Seperti pada masa sebelumnya kaum elit kota
juga menetap di sekitar benteng.
Peningkatan
pembangunan fisik kota
terlihat jelas ketika pusat pemerintahan dipindahkan ke lokasi baru, yaitu di
sebelah barat benteng. Sebagai pusat pelayanan jasa bagi penduduknya di kawasan
ini selain didirikan gedung kantor burgemeester didirikan juga
bangunan-bangunan fasilitas umum.
Pemukiman penduduk
terlihat masih mengikuti pola tata ruang dari masa kesultanan, yaitu
berdasarkan status sosial-ekonomi, kekuasaan dalam pemerintahan, keahlian dan
mata pencaharian serta kelompok etnis. Penambahan lokasi pemukiman penduduk
juga terlihat pada masa ini.
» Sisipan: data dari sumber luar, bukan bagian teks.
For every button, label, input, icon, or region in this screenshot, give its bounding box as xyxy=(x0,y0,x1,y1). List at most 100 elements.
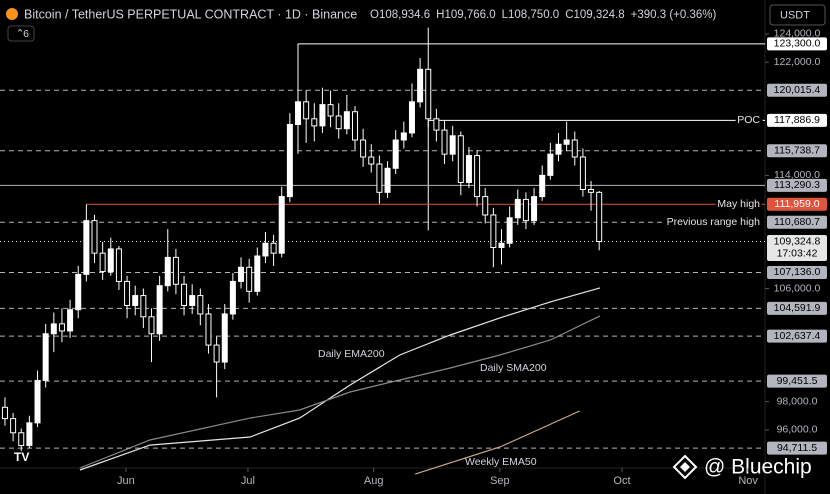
level-box xyxy=(767,144,827,158)
level-label: 107,136.0 xyxy=(774,266,821,278)
level-box xyxy=(767,113,827,127)
candles xyxy=(1,27,603,452)
candle-body xyxy=(26,422,33,446)
candle-body xyxy=(408,101,415,134)
candle-body xyxy=(360,139,367,158)
candle-body xyxy=(83,220,90,275)
candle-body xyxy=(539,174,546,198)
ohlc-key: L xyxy=(502,9,509,21)
level-box xyxy=(767,37,827,51)
candle-body xyxy=(262,242,269,257)
level-label: 99,451.5 xyxy=(777,375,818,387)
candle-body xyxy=(229,280,236,315)
candle-body xyxy=(555,143,562,155)
candle-body xyxy=(547,153,554,176)
ma-line xyxy=(79,315,601,469)
candle-body xyxy=(181,283,188,306)
candle-body xyxy=(368,156,375,165)
level-box xyxy=(767,329,827,343)
ohlc-key: O xyxy=(370,9,379,21)
ma-line xyxy=(415,410,580,475)
candle-body xyxy=(425,68,432,120)
candle-body xyxy=(50,323,57,335)
candle-body xyxy=(441,129,448,155)
x-tick-label: Aug xyxy=(364,475,384,487)
ma-label: Weekly EMA50 xyxy=(465,456,537,468)
level-label: 115,738.7 xyxy=(774,145,820,157)
candle-body xyxy=(335,115,342,130)
indicator-toggle: ⌃ xyxy=(16,29,24,40)
candle-body xyxy=(571,139,578,158)
currency-label: USDT xyxy=(780,9,810,21)
candle-body xyxy=(327,104,334,117)
candle-body xyxy=(34,379,41,424)
x-tick-label: Oct xyxy=(613,475,630,487)
level-label: 113,290.3 xyxy=(774,179,820,191)
y-tick-label: 96,000.0 xyxy=(777,424,818,436)
y-tick-label: 98,000.0 xyxy=(777,395,818,407)
currency-select[interactable] xyxy=(769,4,826,26)
candle-body xyxy=(91,220,98,254)
indicator-badge[interactable] xyxy=(7,25,35,42)
level-box xyxy=(767,215,827,229)
ma-label: Daily SMA200 xyxy=(480,362,547,374)
candle-body xyxy=(140,295,147,318)
candle-body xyxy=(221,313,228,363)
candle-body xyxy=(351,111,358,141)
candle-body xyxy=(205,313,212,346)
x-tick-label: Jul xyxy=(241,475,255,487)
level-box xyxy=(767,265,827,279)
ma-line xyxy=(79,287,601,471)
candle-body xyxy=(107,248,114,273)
candle-body xyxy=(400,132,407,141)
symbol-title[interactable]: Bitcoin / TetherUS PERPETUAL CONTRACT · … xyxy=(24,7,357,21)
candle-body xyxy=(506,217,513,244)
candle-body xyxy=(286,123,293,198)
candle-body xyxy=(189,295,196,306)
ma-label: Daily EMA200 xyxy=(318,348,385,360)
candle-body xyxy=(18,432,25,446)
y-tick-label: 122,000.0 xyxy=(774,56,821,68)
candle-body xyxy=(124,280,131,306)
candle-body xyxy=(392,139,399,169)
ohlc-value: 108,934.6 xyxy=(379,9,430,21)
level-box xyxy=(767,301,827,315)
level-label: 123,300.0 xyxy=(774,38,821,50)
candle-body xyxy=(213,344,220,363)
ohlc-value: 109,766.0 xyxy=(444,9,495,21)
candle-body xyxy=(10,418,17,434)
candle-body xyxy=(449,135,456,155)
candle-body xyxy=(278,196,285,254)
candle-body xyxy=(579,156,586,191)
y-tick-label: 114,000.0 xyxy=(774,169,820,181)
candle-body xyxy=(246,266,253,292)
x-tick-label: Nov xyxy=(738,475,758,487)
candle-body xyxy=(295,101,302,125)
watermark-logo xyxy=(672,454,698,480)
candle-body xyxy=(254,255,261,292)
candle-body xyxy=(417,68,424,103)
level-box xyxy=(767,83,827,97)
candle-body xyxy=(465,155,472,183)
x-tick-label: Sep xyxy=(490,475,510,487)
candle-body xyxy=(99,252,106,273)
candle-body xyxy=(498,242,505,248)
candle-body xyxy=(132,295,139,306)
x-tick-label: Jun xyxy=(117,475,135,487)
level-label: 111,959.0 xyxy=(774,198,819,210)
candle-body xyxy=(115,248,122,282)
candle-body xyxy=(376,163,383,193)
candle-body xyxy=(238,266,245,282)
candle-body xyxy=(482,196,489,216)
candle-body xyxy=(197,295,204,315)
candle-body xyxy=(67,309,74,332)
candle-body xyxy=(58,323,65,332)
candle-body xyxy=(172,256,179,285)
level-label: 104,591.9 xyxy=(774,302,821,314)
candle-body xyxy=(164,256,171,287)
ohlc-key: C xyxy=(565,9,573,21)
countdown: 17:03:42 xyxy=(777,247,818,259)
candle-body xyxy=(311,118,318,127)
level-box xyxy=(767,178,827,192)
candle-body xyxy=(270,242,277,254)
Jika pada masa kesultanan kelompok etnis Cina
tinggal di rumah-rumah rakit di tepi Sungai Musi, pada masa kolonial pemerintah
Hindia-Belanda membolehkan kelompok etnis tersebut menetap di daratan tepatnya
di sisi selatan Sungai Musi. Sebagai kelompok penguasa pemerintah
Hindia-Belanda juga membangun sebuah kawasan pemukiman baru yang terpisah dari
pemukiman-pemukiman penduduk lainnya. Lokasi pemukiman tersebut berada di
sebelah barat kawasan pusat pemerintahan, yaitu Talangsemut.
Meneruskan
penguasa-penguasa Palembang
terdahulu, pemerintah Hindia-Belanda dalam menentukan lokasi penempatan
fasilitas kota
yang baru juga memperhatikan kondisi tapak wilayah Palembang . Seperti yang telah diuraikan
sebelumnya bahwa Sri Jayanasa meletakan lokasi pemukimannya di lahan yang lebih
tinggi dari daerah sekitarnya. Pemukiman-pemukiman tersebut kemudian berkembang
hingga masa Kesultanan Palembang
dan dilanjutkan oleh pemerintah Hindia-Belanda. Umumnya pemerintah Hindia-Belanda
membangun fasilitas-fasilitas kota
yang baru juga di lahan yang lebih tinggi dari daerah sekitarnya, seperti
pemukiman di Talangsemut, pasar dan pelabuhan. Secara geografis lokasi-lokasi
tersebut juga dialiri oleh anak-anak Sungai Musi.
Seperti yang telah
diuraikan sebelumnya pada masa kolonial, di Kota Palembang dibangun sebuah pemukiman yang
dikhususkan untuk warga keturunan Eropa dan kalangan elit lainnya yaitu di
Talangsemut (Peta 1). Secara khusus kawasan ini didirikan seperti umumnya
kawasan-kawasan pemukiman di Indonesia
yang dibangun pada akhir abad XIX M dan awal abad XX M.
Pada masa itu
kawasan yang diperuntukan untuk kalangan elit tersebut dibangun dengan konsep
'kota taman' dimana rumah-rumah tidak didirikan saling berdempetan dengan tepian
jalan yang ditanami pohon-pohon, median jalan yang difungsikan sebagai jalur
hijau serta ditambah beberapa taman atau lapangan olah raga yang terletak di
antara perumahan. Dalam sejarahnya, konsep 'kota taman' ini mulai dikembangkan
pada akhir abad XIX M, tepatnya ketika pemerintah Hindia-Belanda merencanakan
sebuah pemukiman elit baru di lokasi yang sekarang dikenal dengan kawasan
Menteng, Jakarta dan selanjutnya dikembangkan di beberapa kota di nusantara
yang menjadi wilayah administrasi pemerintahan Hindia-Belanda (Heuken dan
Pamungkas 2001).
Secara umum
penerapan konsep 'kota
taman' di kawsan Talangsemut terlihat pada pendirian banguan yang tidak saling
berdempetan, tepian jalan yang ditanami pohon-pohon serta lahan hijau. Jaringan
jalan di kawasan Talangsemut terlihat dibangun dengan tipe lengkung, hal ini
dikaitkan dengan keadaan geografis kawasan ini yang berbukit-bukit sehingga
bentuk jalannya disesuaikan dengan bentuk lahan setempat (Peta 2, 3, 4).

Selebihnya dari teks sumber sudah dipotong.